|MoBio||RNA Splicing||Chapter 5|
RNA splicing is a process that removes introns and joins exons in a primary transcript. An intron usually contains a clear signal for splicing (e.g., the beta globin gene). In some cases (e.g., the Tau gene), a splicing signal may be masked by a regulatory protein, resulting in alternative splicing. In rare cases (e.g., HIV genes), a pre-mRNA may contain several ambiguous splicing signals, resulting in a few alternatively spliced mRNAs.
Most introns start from the sequence GU and end with the sequence AG (in the 5' to 3' direction). They are referred to as the splice donor and splice acceptor site, respectively. However, the sequences at the two sites are not sufficient to signal the presence of an intron. Another important sequence is called the branch site located 20 - 50 bases upstream of the acceptor site. The consensus sequence of the branch site is "CU(A/G)A(C/U)", where A is conserved in all genes.
In over 60% of cases, the exon sequence is (A/C)AG at the donor site, and G at the acceptor site.
The detailed splicing mechanism is quite complex. In short, it involves five snRNAs and their associated proteins. These ribonucleoproteins form a large (60S) complex, called spliceosome. Then, after a two-step enzymatic reaction, the intron is removed and two neighboring exons are joined together (see Alberts et al.). The branch point A residue plays a critical role in the enzymatic reaction.

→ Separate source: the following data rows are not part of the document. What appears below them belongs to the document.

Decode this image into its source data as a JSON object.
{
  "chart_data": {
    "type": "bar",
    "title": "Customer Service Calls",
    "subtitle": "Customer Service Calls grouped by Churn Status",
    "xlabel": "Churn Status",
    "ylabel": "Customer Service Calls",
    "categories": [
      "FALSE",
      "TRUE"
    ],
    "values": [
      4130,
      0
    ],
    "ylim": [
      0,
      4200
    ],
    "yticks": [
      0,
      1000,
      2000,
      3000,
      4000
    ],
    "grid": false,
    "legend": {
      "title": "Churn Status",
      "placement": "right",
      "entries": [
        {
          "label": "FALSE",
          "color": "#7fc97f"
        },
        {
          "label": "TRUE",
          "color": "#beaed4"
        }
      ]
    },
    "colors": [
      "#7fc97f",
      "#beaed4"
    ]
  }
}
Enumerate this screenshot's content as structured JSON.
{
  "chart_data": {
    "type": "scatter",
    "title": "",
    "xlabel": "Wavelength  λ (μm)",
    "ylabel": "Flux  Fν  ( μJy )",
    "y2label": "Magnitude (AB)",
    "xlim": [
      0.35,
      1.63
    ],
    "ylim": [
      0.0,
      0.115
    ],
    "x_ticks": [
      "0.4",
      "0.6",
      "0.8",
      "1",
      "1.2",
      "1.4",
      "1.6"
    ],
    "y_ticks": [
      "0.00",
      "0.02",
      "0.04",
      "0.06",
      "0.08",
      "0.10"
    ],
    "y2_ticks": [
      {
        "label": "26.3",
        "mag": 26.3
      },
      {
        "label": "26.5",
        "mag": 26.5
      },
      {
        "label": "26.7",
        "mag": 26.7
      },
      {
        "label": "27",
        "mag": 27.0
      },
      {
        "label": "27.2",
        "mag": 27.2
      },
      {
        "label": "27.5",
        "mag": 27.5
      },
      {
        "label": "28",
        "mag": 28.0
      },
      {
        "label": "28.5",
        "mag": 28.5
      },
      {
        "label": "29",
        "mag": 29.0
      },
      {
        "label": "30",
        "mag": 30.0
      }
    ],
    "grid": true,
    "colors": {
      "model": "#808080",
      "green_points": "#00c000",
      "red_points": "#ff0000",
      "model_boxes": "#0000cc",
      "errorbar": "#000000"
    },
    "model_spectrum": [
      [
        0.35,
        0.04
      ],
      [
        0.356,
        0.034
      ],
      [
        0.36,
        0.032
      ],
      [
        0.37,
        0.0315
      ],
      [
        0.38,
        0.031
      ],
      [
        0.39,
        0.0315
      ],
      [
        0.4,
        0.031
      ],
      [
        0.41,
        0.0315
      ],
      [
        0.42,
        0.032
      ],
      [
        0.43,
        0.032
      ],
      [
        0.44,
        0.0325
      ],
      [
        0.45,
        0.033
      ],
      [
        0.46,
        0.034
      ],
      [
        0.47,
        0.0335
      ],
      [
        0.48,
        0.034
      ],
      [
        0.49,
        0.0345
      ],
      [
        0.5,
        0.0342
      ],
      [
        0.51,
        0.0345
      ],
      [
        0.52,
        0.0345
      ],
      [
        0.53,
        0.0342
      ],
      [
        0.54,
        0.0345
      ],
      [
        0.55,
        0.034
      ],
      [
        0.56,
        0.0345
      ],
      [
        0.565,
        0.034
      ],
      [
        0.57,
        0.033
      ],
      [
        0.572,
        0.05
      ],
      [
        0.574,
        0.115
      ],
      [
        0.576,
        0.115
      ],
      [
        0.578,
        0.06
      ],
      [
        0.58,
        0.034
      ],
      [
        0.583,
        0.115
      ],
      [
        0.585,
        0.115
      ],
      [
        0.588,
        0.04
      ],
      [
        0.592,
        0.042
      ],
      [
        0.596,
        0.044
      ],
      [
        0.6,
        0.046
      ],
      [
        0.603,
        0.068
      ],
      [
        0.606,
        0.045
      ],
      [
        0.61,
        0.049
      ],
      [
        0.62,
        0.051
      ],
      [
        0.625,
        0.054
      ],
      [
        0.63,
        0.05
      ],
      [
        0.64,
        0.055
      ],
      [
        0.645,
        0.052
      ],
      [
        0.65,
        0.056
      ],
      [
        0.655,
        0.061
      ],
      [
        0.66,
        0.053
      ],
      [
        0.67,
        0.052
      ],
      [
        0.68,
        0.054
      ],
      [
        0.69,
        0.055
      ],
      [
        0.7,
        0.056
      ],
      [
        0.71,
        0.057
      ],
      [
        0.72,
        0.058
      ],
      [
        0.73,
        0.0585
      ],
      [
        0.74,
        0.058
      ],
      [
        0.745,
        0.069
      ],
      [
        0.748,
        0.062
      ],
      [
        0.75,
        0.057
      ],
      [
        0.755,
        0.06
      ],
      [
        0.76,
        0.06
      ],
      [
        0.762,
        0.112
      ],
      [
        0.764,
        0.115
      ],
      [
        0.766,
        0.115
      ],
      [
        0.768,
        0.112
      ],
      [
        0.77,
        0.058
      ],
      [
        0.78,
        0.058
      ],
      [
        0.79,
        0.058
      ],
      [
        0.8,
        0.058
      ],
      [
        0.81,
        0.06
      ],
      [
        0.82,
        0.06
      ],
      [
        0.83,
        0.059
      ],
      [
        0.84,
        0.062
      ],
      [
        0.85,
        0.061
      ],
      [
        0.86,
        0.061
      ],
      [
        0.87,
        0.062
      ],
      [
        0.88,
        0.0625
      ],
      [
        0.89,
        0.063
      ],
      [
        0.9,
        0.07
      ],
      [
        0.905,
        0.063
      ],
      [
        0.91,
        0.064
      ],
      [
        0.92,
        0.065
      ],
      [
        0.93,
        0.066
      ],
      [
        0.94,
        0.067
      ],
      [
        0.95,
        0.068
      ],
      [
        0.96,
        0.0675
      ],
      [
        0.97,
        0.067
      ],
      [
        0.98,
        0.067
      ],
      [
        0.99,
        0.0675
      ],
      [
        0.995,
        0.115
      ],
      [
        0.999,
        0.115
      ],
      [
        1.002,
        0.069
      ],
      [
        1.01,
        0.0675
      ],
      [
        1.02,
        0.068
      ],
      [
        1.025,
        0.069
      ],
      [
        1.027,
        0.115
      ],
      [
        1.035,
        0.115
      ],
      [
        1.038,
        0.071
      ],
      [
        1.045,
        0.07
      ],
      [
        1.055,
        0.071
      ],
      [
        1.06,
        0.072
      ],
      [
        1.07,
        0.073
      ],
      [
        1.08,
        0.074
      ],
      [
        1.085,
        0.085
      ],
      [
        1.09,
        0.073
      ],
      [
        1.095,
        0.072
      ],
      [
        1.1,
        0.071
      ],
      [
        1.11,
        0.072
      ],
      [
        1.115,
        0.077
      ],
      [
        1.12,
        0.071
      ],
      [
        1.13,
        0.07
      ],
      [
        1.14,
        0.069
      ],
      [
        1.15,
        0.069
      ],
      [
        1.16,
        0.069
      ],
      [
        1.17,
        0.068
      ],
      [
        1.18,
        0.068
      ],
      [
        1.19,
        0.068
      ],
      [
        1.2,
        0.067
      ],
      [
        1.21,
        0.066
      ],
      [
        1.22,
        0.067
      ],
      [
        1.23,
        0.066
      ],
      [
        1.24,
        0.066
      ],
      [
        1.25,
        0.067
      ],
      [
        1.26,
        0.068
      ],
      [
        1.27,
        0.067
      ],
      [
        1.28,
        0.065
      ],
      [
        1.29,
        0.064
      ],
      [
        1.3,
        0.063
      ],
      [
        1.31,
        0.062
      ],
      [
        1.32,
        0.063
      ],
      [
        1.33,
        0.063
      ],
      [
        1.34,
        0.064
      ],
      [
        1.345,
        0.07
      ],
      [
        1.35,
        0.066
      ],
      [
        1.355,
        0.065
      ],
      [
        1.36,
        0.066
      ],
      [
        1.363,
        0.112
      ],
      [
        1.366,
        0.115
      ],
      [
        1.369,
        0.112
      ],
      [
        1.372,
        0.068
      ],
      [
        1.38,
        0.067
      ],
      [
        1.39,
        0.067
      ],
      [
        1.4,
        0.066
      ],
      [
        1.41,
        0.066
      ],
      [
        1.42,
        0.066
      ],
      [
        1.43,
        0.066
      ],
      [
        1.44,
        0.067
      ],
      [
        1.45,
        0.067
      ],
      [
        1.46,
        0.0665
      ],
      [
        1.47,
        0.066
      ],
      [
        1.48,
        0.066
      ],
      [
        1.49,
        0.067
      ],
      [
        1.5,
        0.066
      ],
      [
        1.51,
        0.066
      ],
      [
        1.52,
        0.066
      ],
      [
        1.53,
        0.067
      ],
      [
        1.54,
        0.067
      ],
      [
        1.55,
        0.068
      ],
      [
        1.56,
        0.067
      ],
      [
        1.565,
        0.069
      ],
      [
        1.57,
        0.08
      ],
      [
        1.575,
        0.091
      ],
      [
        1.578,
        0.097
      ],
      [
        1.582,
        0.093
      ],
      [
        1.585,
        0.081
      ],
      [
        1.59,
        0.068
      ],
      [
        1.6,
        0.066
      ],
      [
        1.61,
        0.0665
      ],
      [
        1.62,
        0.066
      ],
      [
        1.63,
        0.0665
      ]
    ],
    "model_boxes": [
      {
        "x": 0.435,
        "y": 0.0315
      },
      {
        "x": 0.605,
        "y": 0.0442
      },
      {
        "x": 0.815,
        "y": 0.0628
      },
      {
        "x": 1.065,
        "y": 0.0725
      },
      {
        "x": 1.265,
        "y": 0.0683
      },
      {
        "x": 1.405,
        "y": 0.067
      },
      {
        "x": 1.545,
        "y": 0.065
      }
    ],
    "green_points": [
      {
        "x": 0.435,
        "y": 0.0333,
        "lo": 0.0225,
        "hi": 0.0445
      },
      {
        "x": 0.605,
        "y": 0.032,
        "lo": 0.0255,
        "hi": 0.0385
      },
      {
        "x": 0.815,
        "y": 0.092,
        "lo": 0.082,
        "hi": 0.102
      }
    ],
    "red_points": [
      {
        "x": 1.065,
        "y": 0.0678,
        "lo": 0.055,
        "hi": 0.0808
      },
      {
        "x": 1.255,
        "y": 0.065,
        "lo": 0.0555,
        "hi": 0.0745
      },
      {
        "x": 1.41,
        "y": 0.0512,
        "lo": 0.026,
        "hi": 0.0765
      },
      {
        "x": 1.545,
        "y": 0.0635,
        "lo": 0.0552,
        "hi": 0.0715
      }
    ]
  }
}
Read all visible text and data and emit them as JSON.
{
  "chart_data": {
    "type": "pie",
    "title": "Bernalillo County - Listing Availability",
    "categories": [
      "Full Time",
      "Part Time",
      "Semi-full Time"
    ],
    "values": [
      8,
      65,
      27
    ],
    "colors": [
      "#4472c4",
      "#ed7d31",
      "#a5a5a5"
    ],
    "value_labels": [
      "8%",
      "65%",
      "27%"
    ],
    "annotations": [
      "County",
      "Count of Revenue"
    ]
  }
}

Expression of the β-globin gene is a typical process. This gene contains two introns and three exons. Interestingly, the codon of the 30th amino acid, AGG, is separated by an intron. As a result, the first two nucleotides AG are in one exon and the third nucleotide G is in another exon.
Tau gene MAPT
The Tau protein has six isoforms produced from a single gene through alternative RNA splicing (Figure 5-A-7). They differ in the number of inserts at the N-terminal half and the number of repeats at the C-terminal half . The number of inserts may be 0, 1 or 2, depending on whether the exon 2 and/or 3 are included during RNA splicing. The number of repeats may be either 3 or 4. The 4-repeat (4R) Tau includes the second repeat encoded by exon 10.
The repeat region is the microtubule binding domain. The 4R Tau binds to, assembles, and stabilizes microtubules more effectively than 3R Tau. In a healthy adult brain, the levels of 4R and 3R Tau proteins are approximately equal. Distortion of the balance will lead to neurodegeneration such as Alzheimer's disease. The underlying mechanism is explained in this book.
The HIV-1 genome contains nine genes: gag, pol, vif, vpr, vpu, env, nef, rev and tat. Their protein products are all derived from a single primary transcript. This is achieved by three mechanisms: (i) alternative splicing, (ii) leaky scanning of the initiation codon, and (iii) ribosomal frameshifting.
The HIV genome contains several ambiguous splicing signals, resulting in a few alternatively spliced mRNAs. They can be divided into three groups: (I) unspliced, (II) singly spliced, and (III) doubly spliced. As shown in the above figure, the resulting mRNA (i), (iv) and (vi) are bicistronic (each encoding two proteins). mRNA (i) encodes gag and pol proteins, mRNA (iv) encodes vpu and env, mRNA (vi) encodes rev and nef.
Protein synthesis starts from the initiation codon (AUG) and ends with one of three stop codons. In HIV, mRNA (iv) and (vi) have two initiation codons, but the first is sometimes skipped so that the second protein may be synthesized. mRNA (i) has only one initiation codon. Synthesis of the second protein (pol) is due to translational frameshifting.